Semua akses jalan di empat penjuru mata angin itu diperlebar rata-rata empat meter di setiap lajur. Semua jalan yang belum diaspal menjadi diberi aspal, sedangkan yang sudah beraspal kualitasnya ditingkatkan. Rata-rata panjang jalan sekitar 10 kilometer per akses, kecuali dari Kembanglimbus sekitar 5 km.
Jalan di kawasan inti Borobudur juga diperlebar dan kualitasnya ditingkatkan. ”Itu semua bisa dimanfaatkan untuk menggelar Borobudur Marathon, setidaknya bisa menyedot lebih banyak peserta, yang sekarang masih sekitar 10.000 orang,” kata Sedana menjelaskan perkembangan proyek yang dimulai sejak awal 2020 tersebut.
Harapan masyarakat
Pengendara angkutan daring di Magelang, Waryanto, menyampaikan, masyarakat berharap ajang olahraga skala nasional seperti Borobudur Marathon bisa membantu mengembalikan kondisi sektor pariwisata di sekitar Borobudur.

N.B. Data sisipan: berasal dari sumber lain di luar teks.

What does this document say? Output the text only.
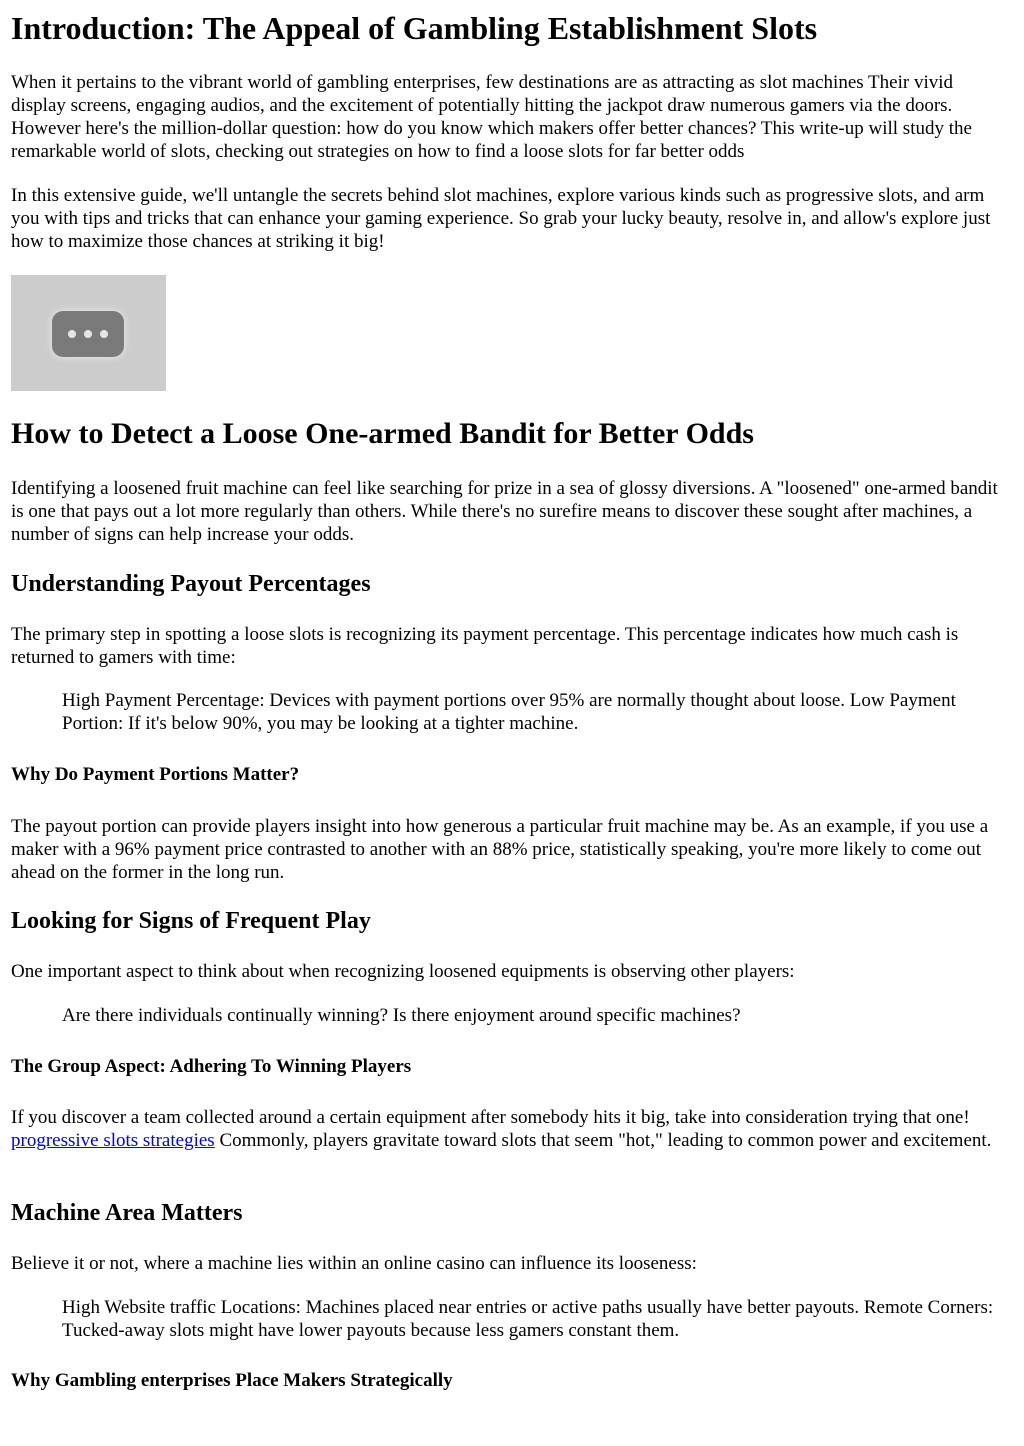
Introduction: The Appeal of Gambling Establishment Slots

When it pertains to the vibrant world of gambling enterprises, few destinations are as attracting as slot machines Their vivid display screens, engaging audios, and the excitement of potentially hitting the jackpot draw numerous gamers via the doors. However here's the million-dollar question: how do you know which makers offer better chances? This write-up will study the remarkable world of slots, checking out strategies on how to find a loose slots for far better odds

In this extensive guide, we'll untangle the secrets behind slot machines, explore various kinds such as progressive slots, and arm you with tips and tricks that can enhance your gaming experience. So grab your lucky beauty, resolve in, and allow's explore just how to maximize those chances at striking it big!

How to Detect a Loose One-armed Bandit for Better Odds

Identifying a loosened fruit machine can feel like searching for prize in a sea of glossy diversions. A "loosened" one-armed bandit is one that pays out a lot more regularly than others. While there's no surefire means to discover these sought after machines, a number of signs can help increase your odds.

Understanding Payout Percentages

The primary step in spotting a loose slots is recognizing its payment percentage. This percentage indicates how much cash is returned to gamers with time:

High Payment Percentage: Devices with payment portions over 95% are normally thought about loose. Low Payment Portion: If it's below 90%, you may be looking at a tighter machine.
Why Do Payment Portions Matter?

The payout portion can provide players insight into how generous a particular fruit machine may be. As an example, if you use a maker with a 96% payment price contrasted to another with an 88% price, statistically speaking, you're more likely to come out ahead on the former in the long run.

Looking for Signs of Frequent Play

One important aspect to think about when recognizing loosened equipments is observing other players:

Are there individuals continually winning? Is there enjoyment around specific machines?
The Group Aspect: Adhering To Winning Players

If you discover a team collected around a certain equipment after somebody hits it big, take into consideration trying that one! progressive slots strategies Commonly, players gravitate toward slots that seem "hot," leading to common power and excitement.

Machine Area Matters

Believe it or not, where a machine lies within an online casino can influence its looseness:

High Website traffic Locations: Machines placed near entries or active paths usually have better payouts. Remote Corners: Tucked-away slots might have lower payouts because less gamers constant them.
Why Gambling enterprises Place Makers Strategically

Selama pandemi Covid-19, pariwisata sekitar Borobudur mengalami mati suri. Hal itu membuat perekonomian masyarakat terpuruk.
Waryanto merasakan efek langsung dari keterpurukan tersebut. Saat ini, penghasilannya maksimal hanya Rp 200.000 per hari yang hanya bersumber dari pelanggan dalam Magelang. ”Itu juga sangat susah dapat Rp 200.000 per hari kalau tidak telaten mencari sepanjang hari,” tuturnya.
Padahal, ketika masa normal, penghasilan Waryanto sekitar Rp 450.000 per hari. Kalau hari libur nasional, penghasilannya bisa melonjak sampai Rp 600.000-Rp 800.000 per hari. Ketika ada ajang besar seperti Borobudur Marathon, penghasilannya lebih tinggi, bisa mencapai Rp 1,5 juta per hari.
Penghasilan itu didapat dari pelanggan luar Magelang, mulai dari mengantar dari hotel ke tempat-tempat wisata sekitar Borobudur hingga mengantar dari hotel ke bandara dan sebaliknya. ”Kalau ada ajang seperti Borobudur Marathon, kami bisa panen pelanggan. Itu sangat membantu menambah penghasilan. Jadi, setiap tahun, kami selalu menunggu-nunggu penyelenggaraannya,” kata Waryanto.